Mr. DOLLIVER. But they are in the spectrum you referred to?
Dr. BUGHER. The gamma radiation is in the spectrum; yes.

Mr. DOLLIVER. Now you said something about the care or solicitude which your division of the Atomic Energy Commission, the Division of Biology and Medicine, has with respect to the handling of atomic materials from the very time it is mined until it is finally disposed of. There are mineral resources from which fissionable materials are obtained, which are scattered over the earth pretty generally; is that right?

Dr. BUGHER. Yes, sir.

Mr. DOLLIVER. Does that material in its natural state have the same results with respect to the production of cancerous tissue, as it would in the refined state?

Dr. BUGHER. We are speaking really of uranium.

Mr. DOLLIVER. That is right.

Dr. BUGHER. And the materials here.

Mr. DOLLIVER. Yes.

Dr. BUGHER. The natural occurring uranium is radioactive partly due to the fact that it breaks down within itself to radium, so that the natural uranium therefore always carries a certain degree of radioactivity, which is very low. Naturally, if one concentrates the radium the material is more active than it was in the beginning, but pure uranium is not in itself very markedly radioactive. There is a spontaneous activity there, but most of the activity of natural uranium comes from the contained radium.

Mr. DOLLIVER. In other words, in its natural state it does not present a health hazard to any appreciable degree?

Dr. BUGHER. I think we do feel that it must be regarded to have a health hazard from two aspects. One is the contained radium which I mentioned; and the other is that uranium is itself a chemically toxic material entirely apart from the question of radiation. So that we do not like to see people acquiring any appreciable amount of uranium, even though the danger from radiation itself would not be very great. But the material is chemically toxic.

Mr. DOLLIVER. You mentioned the fact, too, that some of these materials, and I think you mentioned plutonium, did not occur naturally on the earth. Has science been able to determine whether it exists anywhere in the universe; that is, in the solar system or otherwise?

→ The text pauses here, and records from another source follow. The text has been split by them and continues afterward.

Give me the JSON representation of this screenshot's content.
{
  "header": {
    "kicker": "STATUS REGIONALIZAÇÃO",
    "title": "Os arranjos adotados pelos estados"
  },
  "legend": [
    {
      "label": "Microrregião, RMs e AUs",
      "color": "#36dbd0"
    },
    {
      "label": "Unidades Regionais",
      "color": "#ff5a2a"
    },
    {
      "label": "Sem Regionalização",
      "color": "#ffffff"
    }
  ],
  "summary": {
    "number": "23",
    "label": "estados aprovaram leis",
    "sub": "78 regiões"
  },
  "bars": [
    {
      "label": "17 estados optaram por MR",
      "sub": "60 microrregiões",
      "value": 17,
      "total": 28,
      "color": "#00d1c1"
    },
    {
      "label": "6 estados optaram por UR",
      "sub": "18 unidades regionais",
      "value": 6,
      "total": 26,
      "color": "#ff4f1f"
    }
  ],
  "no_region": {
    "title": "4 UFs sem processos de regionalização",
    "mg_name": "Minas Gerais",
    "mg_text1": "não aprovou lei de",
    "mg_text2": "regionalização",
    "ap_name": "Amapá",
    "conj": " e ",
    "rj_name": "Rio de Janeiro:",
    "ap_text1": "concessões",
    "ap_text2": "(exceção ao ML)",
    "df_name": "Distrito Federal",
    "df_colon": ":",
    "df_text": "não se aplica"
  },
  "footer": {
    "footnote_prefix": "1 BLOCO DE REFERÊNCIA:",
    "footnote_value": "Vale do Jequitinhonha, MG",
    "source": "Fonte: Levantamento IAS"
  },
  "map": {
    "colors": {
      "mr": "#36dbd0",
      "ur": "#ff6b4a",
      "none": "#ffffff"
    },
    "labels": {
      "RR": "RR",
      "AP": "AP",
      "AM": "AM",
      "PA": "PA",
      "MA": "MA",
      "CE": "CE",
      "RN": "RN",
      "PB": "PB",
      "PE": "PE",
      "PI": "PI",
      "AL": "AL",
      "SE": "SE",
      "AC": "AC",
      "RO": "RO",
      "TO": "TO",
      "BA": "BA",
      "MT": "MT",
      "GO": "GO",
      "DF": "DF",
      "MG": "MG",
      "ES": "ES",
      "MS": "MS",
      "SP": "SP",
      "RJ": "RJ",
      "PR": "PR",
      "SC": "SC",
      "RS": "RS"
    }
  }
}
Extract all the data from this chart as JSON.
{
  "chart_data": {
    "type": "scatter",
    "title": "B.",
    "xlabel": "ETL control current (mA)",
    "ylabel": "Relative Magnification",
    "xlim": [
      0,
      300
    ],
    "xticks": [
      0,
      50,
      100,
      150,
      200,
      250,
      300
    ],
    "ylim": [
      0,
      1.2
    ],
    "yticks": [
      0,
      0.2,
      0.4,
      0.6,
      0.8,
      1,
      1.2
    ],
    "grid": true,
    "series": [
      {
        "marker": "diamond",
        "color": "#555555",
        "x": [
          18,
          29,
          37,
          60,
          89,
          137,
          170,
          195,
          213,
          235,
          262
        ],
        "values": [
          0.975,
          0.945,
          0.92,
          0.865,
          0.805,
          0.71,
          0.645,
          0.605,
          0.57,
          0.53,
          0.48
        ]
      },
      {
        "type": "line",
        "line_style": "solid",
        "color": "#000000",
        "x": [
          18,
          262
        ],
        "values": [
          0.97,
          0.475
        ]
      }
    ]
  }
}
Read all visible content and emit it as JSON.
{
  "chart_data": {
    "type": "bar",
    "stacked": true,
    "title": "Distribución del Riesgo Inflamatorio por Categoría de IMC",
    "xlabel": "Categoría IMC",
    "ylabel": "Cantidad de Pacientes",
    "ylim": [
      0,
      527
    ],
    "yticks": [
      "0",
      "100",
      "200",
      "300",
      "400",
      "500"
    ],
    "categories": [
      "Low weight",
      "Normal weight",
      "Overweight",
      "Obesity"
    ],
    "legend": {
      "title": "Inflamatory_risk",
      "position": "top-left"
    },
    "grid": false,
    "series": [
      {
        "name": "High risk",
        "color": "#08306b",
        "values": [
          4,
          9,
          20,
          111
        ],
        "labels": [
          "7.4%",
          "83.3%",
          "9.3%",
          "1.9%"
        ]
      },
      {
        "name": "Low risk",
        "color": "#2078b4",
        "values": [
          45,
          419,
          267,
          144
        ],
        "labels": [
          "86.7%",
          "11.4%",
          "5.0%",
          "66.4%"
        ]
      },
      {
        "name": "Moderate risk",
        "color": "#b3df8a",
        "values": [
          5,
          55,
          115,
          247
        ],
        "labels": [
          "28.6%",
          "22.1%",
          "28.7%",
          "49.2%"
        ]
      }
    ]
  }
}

Dr. BUGHER. So far as I know I do not believe that the spectroscopic study of stars has disclosed any of these transuranic elements, the ones that are beyond our level of uranium. It may be that some of my associates would have more specific information on that, but I have never seen any note of the recognition of these elements in the stars.

Mr. DOLLIVER. What brought that question to my mind was the fact that helium was first discovered on the sun before it was found on the earth. Is that correct?

Dr. BUGHER. Yes. These special elements are all unstable, so that they tend to disintegrate spontaneously over a period of many years.

Mr. DOLLIVER. There may have been a time when they did exist for short periods, short intervals, and were transmuted into other forms, just as is done in your operations in refining uranium?

Dr. BUGHER. Yes, I should think so.

Mr. DOLLIVER. Thank you, Mr. Chairman.